Late Monday, Ripple released a statement that the Securities and Exchange Commission would file a lawsuit against the fintech for the sale of certain unregistered securities. This is regarded as a violation of the investor protection law. The SEC could claim that the sale of Ripple’s XRP to patrons was an infringement and the case would be filed in the federal civil court.
Ripple’s blockchain-based currency XRP is known to be a valid legal tender, but has now become controversial. It is the third largest cryptocurrency across the globe. The company claims that its competitors such as Ethereum and Bitcoin are being controlled by the Chinese.
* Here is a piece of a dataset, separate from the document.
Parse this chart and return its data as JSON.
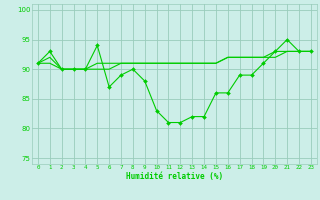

The claim circles around the dilemma regarding the status of such currencies. Are these types of cryptocurrencies investment contracts or are they currencies? If former, then they need to be under the regulation of the federal government; if latter, then there may be several rules regarding the disclosures of financial matters to investors may not apply to them.
Brad Garlinghouse, CEO, tweeted that exiting the SEC chairman Jay Clayton was “picking winners and trying to limit US innovation in the crypto industry” with his support for Ethereum and Bitcoin.
“The SEC – out of step with other G20 countries & the rest of the US govt – should not be able to cherry-pick what innovation looks like (especially when their decision directly benefits China). Make no mistake, we are ready to fight and win – this battle is just beginning,” he added.
Shares of cryptocurrencies dipped on the news of the SEC’s lawsuit against Ripple.